How come no one ever went to Laois on one of these erotic journeys?
TV review: Little Birds tries to be shocking but can just look like a Duran Duran video
Little Birds: Juno Temple as Lucy Savage, with Hugh Skinner as the gay aristocrat she’s married off to
Little Birds (Tuesday, Sky Atlantic) is not a Sesame Street prequel. It’s the tale of an American innocent – is there any other kind? – who goes on an erotic journey.
In the olden days Americans were always going on erotic journeys (never erotic staycations), and they were always going to places like Spain and France and, in this case, Morocco. No one ever went on an erotic journey to Laois.
A sort of adaptation of one of Anaïs Nin’s dirty books (or erotica, as we call such things now), written on commission for an unknown collector, Little Birds has as its hero Lucy Savage (Juno Temple), scion of a wealthy US arms-dealing family who has already been medicated and therapised to deal with her wanton urges and is now being married off to a gay aristocrat who lives in Tangier.
Some scenes in which a sexually ravenous contessa pursues and seduces a timid employee remind of me of Carry on up the Khyber
We meet the Technicolor Savage family at dinner, where their all-American normality is edged with gun-toting, barbed grotesquery. Then we cut to a brothel where a gold-toothed woman (Yumna Marwan) is whipping a man in a gas mask before urinating on him. Everyone needs a hobby, says you.
That’s about as shocking as things get. Although Nin’s stories are still alarming (the title work of the original Little Birds is about a paedophile), the sexual elements emphasised in this series – extramarital longing, consensual BDSM and homosexuality – aren’t transgressive by modern television standards and only seem remotely dangerous if you filter them through the eyes of the prudish Savage family. It does feel, nowadays, that transgression is only ever channelled through stuffy historical propriety.

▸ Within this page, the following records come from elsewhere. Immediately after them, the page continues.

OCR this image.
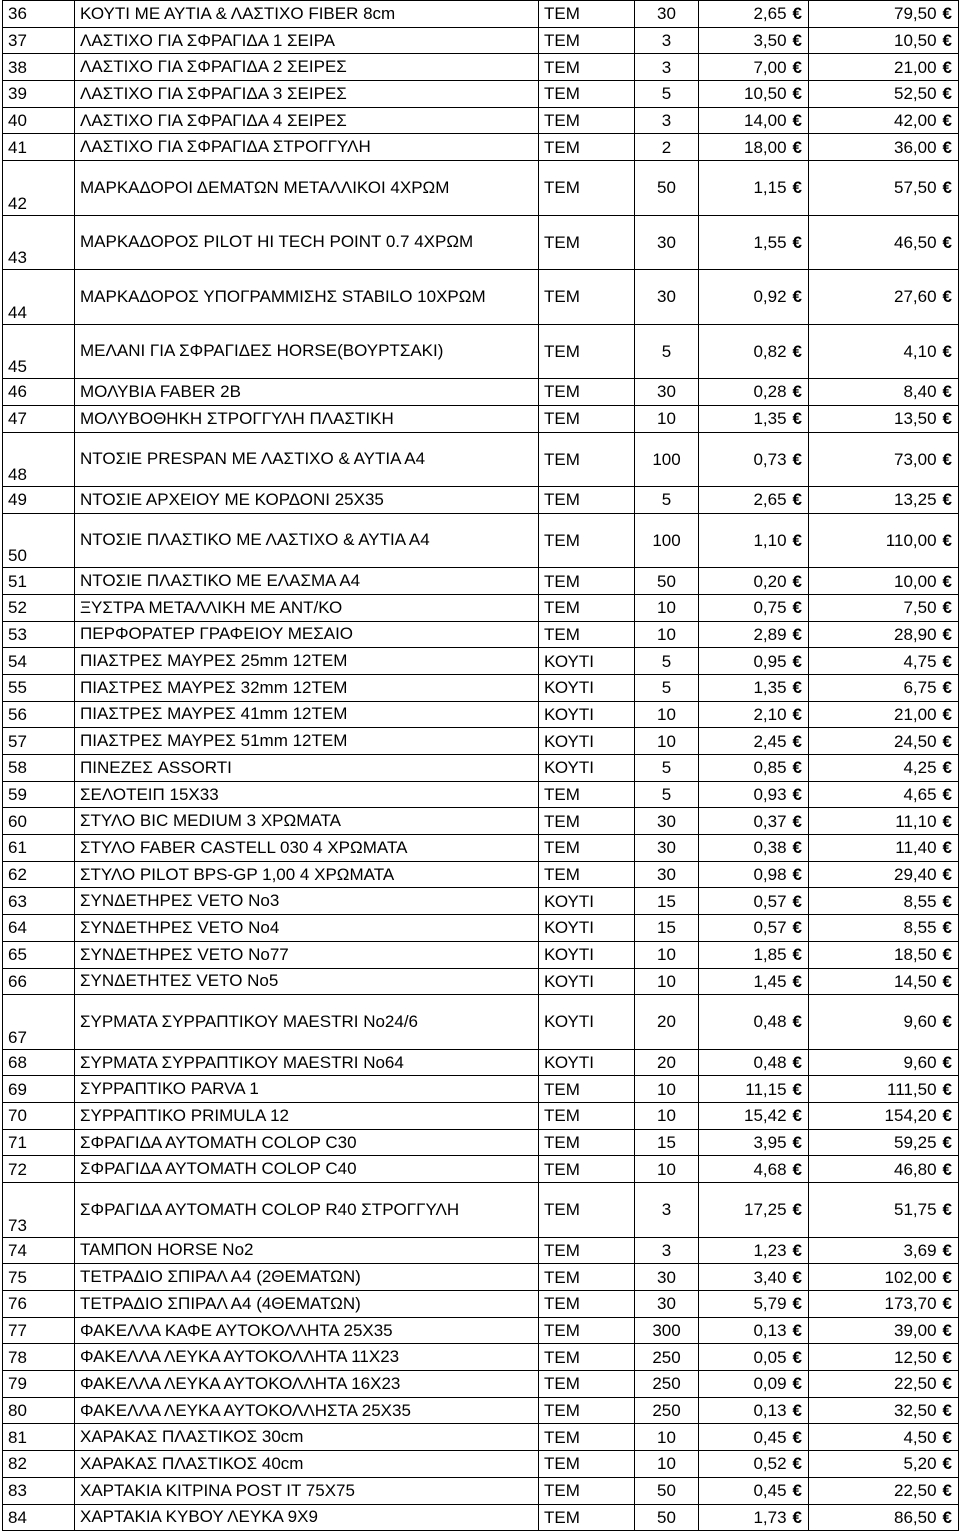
36	ΚΟΥΤΙ ΜΕ ΑΥΤΙΑ & ΛΑΣΤΙΧΟ FIBER 8cm	ΤΕΜ	30	2,65 €	79,50 €
37	ΛΑΣΤΙΧΟ ΓΙΑ ΣΦΡΑΓΙΔΑ 1 ΣΕΙΡΑ	ΤΕΜ	3	3,50 €	10,50 €
38	ΛΑΣΤΙΧΟ ΓΙΑ ΣΦΡΑΓΙΔΑ 2 ΣΕΙΡΕΣ	ΤΕΜ	3	7,00 €	21,00 €
39	ΛΑΣΤΙΧΟ ΓΙΑ ΣΦΡΑΓΙΔΑ 3 ΣΕΙΡΕΣ	ΤΕΜ	5	10,50 €	52,50 €
40	ΛΑΣΤΙΧΟ ΓΙΑ ΣΦΡΑΓΙΔΑ 4 ΣΕΙΡΕΣ	ΤΕΜ	3	14,00 €	42,00 €
41	ΛΑΣΤΙΧΟ ΓΙΑ ΣΦΡΑΓΙΔΑ ΣΤΡΟΓΓΥΛΗ	ΤΕΜ	2	18,00 €	36,00 €
42	ΜΑΡΚΑΔΟΡΟΙ ΔΕΜΑΤΩΝ ΜΕΤΑΛΛΙΚΟΙ 4ΧΡΩΜ	ΤΕΜ	50	1,15 €	57,50 €
43	ΜΑΡΚΑΔΟΡΟΣ PILOT HI TECH POINT 0.7 4ΧΡΩΜ	ΤΕΜ	30	1,55 €	46,50 €
44	ΜΑΡΚΑΔΟΡΟΣ ΥΠΟΓΡΑΜΜΙΣΗΣ STABILO 10ΧΡΩΜ	ΤΕΜ	30	0,92 €	27,60 €
45	ΜΕΛΑΝΙ ΓΙΑ ΣΦΡΑΓΙΔΕΣ HORSE(ΒΟΥΡΤΣΑΚΙ)	ΤΕΜ	5	0,82 €	4,10 €
46	ΜΟΛΥΒΙΑ FABER 2B	ΤΕΜ	30	0,28 €	8,40 €
47	ΜΟΛΥΒΟΘΗΚΗ ΣΤΡΟΓΓΥΛΗ ΠΛΑΣΤΙΚΗ	ΤΕΜ	10	1,35 €	13,50 €
48	ΝΤΟΣΙΕ PRESPAN ΜΕ ΛΑΣΤΙΧΟ & ΑΥΤΙΑ Α4	ΤΕΜ	100	0,73 €	73,00 €
49	ΝΤΟΣΙΕ ΑΡΧΕΙΟΥ ΜΕ ΚΟΡΔΟΝΙ 25Χ35	ΤΕΜ	5	2,65 €	13,25 €
50	ΝΤΟΣΙΕ ΠΛΑΣΤΙΚΟ ΜΕ ΛΑΣΤΙΧΟ & ΑΥΤΙΑ Α4	ΤΕΜ	100	1,10 €	110,00 €
51	ΝΤΟΣΙΕ ΠΛΑΣΤΙΚΟ ΜΕ ΕΛΑΣΜΑ Α4	ΤΕΜ	50	0,20 €	10,00 €
52	ΞΥΣΤΡΑ ΜΕΤΑΛΛΙΚΗ ΜΕ ΑΝΤ/ΚΟ	ΤΕΜ	10	0,75 €	7,50 €
53	ΠΕΡΦΟΡΑΤΕΡ ΓΡΑΦΕΙΟΥ ΜΕΣΑΙΟ	ΤΕΜ	10	2,89 €	28,90 €
54	ΠΙΑΣΤΡΕΣ ΜΑΥΡΕΣ 25mm 12ΤΕΜ	ΚΟΥΤΙ	5	0,95 €	4,75 €
55	ΠΙΑΣΤΡΕΣ ΜΑΥΡΕΣ 32mm 12ΤΕΜ	ΚΟΥΤΙ	5	1,35 €	6,75 €
56	ΠΙΑΣΤΡΕΣ ΜΑΥΡΕΣ 41mm 12ΤΕΜ	ΚΟΥΤΙ	10	2,10 €	21,00 €
57	ΠΙΑΣΤΡΕΣ ΜΑΥΡΕΣ 51mm 12ΤΕΜ	ΚΟΥΤΙ	10	2,45 €	24,50 €
58	ΠΙΝΕΖΕΣ ASSORTI	ΚΟΥΤΙ	5	0,85 €	4,25 €
59	ΣΕΛΟΤΕΙΠ 15Χ33	ΤΕΜ	5	0,93 €	4,65 €
60	ΣΤΥΛΟ BIC MEDIUM 3 ΧΡΩΜΑΤΑ	ΤΕΜ	30	0,37 €	11,10 €
61	ΣΤΥΛΟ FABER CASTELL 030 4 ΧΡΩΜΑΤΑ	ΤΕΜ	30	0,38 €	11,40 €
62	ΣΤΥΛΟ PILOT BPS-GP 1,00 4 ΧΡΩΜΑΤΑ	ΤΕΜ	30	0,98 €	29,40 €
63	ΣΥΝΔΕΤΗΡΕΣ VETO No3	ΚΟΥΤΙ	15	0,57 €	8,55 €
64	ΣΥΝΔΕΤΗΡΕΣ VETO No4	ΚΟΥΤΙ	15	0,57 €	8,55 €
65	ΣΥΝΔΕΤΗΡΕΣ VETO No77	ΚΟΥΤΙ	10	1,85 €	18,50 €
66	ΣΥΝΔΕΤΗΤΕΣ VETO No5	ΚΟΥΤΙ	10	1,45 €	14,50 €
67	ΣΥΡΜΑΤΑ ΣΥΡΡΑΠΤΙΚΟΥ MAESTRI No24/6	ΚΟΥΤΙ	20	0,48 €	9,60 €
68	ΣΥΡΜΑΤΑ ΣΥΡΡΑΠΤΙΚΟΥ MAESTRI No64	ΚΟΥΤΙ	20	0,48 €	9,60 €
69	ΣΥΡΡΑΠΤΙΚΟ PARVA 1	ΤΕΜ	10	11,15 €	111,50 €
70	ΣΥΡΡΑΠΤΙΚΟ PRIMULA 12	ΤΕΜ	10	15,42 €	154,20 €
71	ΣΦΡΑΓΙΔΑ ΑΥΤΟΜΑΤΗ COLOP C30	ΤΕΜ	15	3,95 €	59,25 €
72	ΣΦΡΑΓΙΔΑ ΑΥΤΟΜΑΤΗ COLOP C40	ΤΕΜ	10	4,68 €	46,80 €
73	ΣΦΡΑΓΙΔΑ ΑΥΤΟΜΑΤΗ COLOP R40 ΣΤΡΟΓΓΥΛΗ	ΤΕΜ	3	17,25 €	51,75 €
74	ΤΑΜΠΟΝ HORSE No2	ΤΕΜ	3	1,23 €	3,69 €
75	ΤΕΤΡΑΔΙΟ ΣΠΙΡΑΛ Α4 (2ΘΕΜΑΤΩΝ)	ΤΕΜ	30	3,40 €	102,00 €
76	ΤΕΤΡΑΔΙΟ ΣΠΙΡΑΛ Α4 (4ΘΕΜΑΤΩΝ)	ΤΕΜ	30	5,79 €	173,70 €
77	ΦΑΚΕΛΛΑ ΚΑΦΕ ΑΥΤΟΚΟΛΛΗΤΑ 25Χ35	ΤΕΜ	300	0,13 €	39,00 €
78	ΦΑΚΕΛΛΑ ΛΕΥΚΑ ΑΥΤΟΚΟΛΛΗΤΑ 11Χ23	ΤΕΜ	250	0,05 €	12,50 €
79	ΦΑΚΕΛΛΑ ΛΕΥΚΑ ΑΥΤΟΚΟΛΛΗΤΑ 16Χ23	ΤΕΜ	250	0,09 €	22,50 €
80	ΦΑΚΕΛΛΑ ΛΕΥΚΑ ΑΥΤΟΚΟΛΛΗΣΤΑ 25Χ35	ΤΕΜ	250	0,13 €	32,50 €
81	ΧΑΡΑΚΑΣ ΠΛΑΣΤΙΚΟΣ 30cm	ΤΕΜ	10	0,45 €	4,50 €
82	ΧΑΡΑΚΑΣ ΠΛΑΣΤΙΚΟΣ 40cm	ΤΕΜ	10	0,52 €	5,20 €
83	ΧΑΡΤΑΚΙΑ ΚΙΤΡΙΝΑ POST IT 75Χ75	ΤΕΜ	50	0,45 €	22,50 €
84	ΧΑΡΤΑΚΙΑ ΚΥΒΟΥ ΛΕΥΚΑ 9Χ9	ΤΕΜ	50	1,73 €	86,50 €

At two points in the opening episodes characters recount more disturbing stories of taboo sex, but verbalising these tales only highlights how quaint most of the erotic content of the adaptation is. At one point Lucy partakes in a supposedly outre erotic film being created by a scandalous woman named Lili von X (Nina Sosanya). It looks a little like a Duran Duran video. Some scenes in which a sexually ravenous contessa pursues and seduces a timid employee remind of me of Carry on up the Khyber. I’m not even sure this adaptation of Anaïs Nin is even trying to be truly erotic, which is a bit like remaking the Fast & Furious films but deciding you can do without the cars and just focus on the dialogue and acting.
One sexual taboo still implicit in every beat of this project is the way non-Americans are eroticised in the interests of a Yankee ingenue’s sexual education. Just by dint of travelling to somewhere like Tangier, erotic adventures seemingly abound. All travel is not the same, however. I don’t remember any 20th-century erotic travellers going into apoplexies of lust over the big potato-shaped head of a red-faced Irishman around the back of Supermac’s, despite this being a formative experience for many Irish Times readers. (I’m looking directly at you, in particular.) I am of course, talking about BC – Before Connell – here. I know Normal People changed things irrevocably, and I am available to write such things for any rich collectors who happen to be reading this review.
In the absence of Truly Taboo Rumpy Pumpy (the name of my erotic novel), we get themes I don’t remember in the book. There’s a subplot about Moroccan independence, for example. (It’s possible I missed Nin’s references to foreign affairs when I read Little Birds 25 years ago, distracted as I was by the phwoar-an ones). There’s also some tonal confusion about whether we are to take the sporadic sexcapades seriously or if they’re just meant as a gentle distraction from a heightened melodrama about an heiress finding herself while on her holidays. One way or another, it doesn’t manage either nearly as well as Shirley Valentine.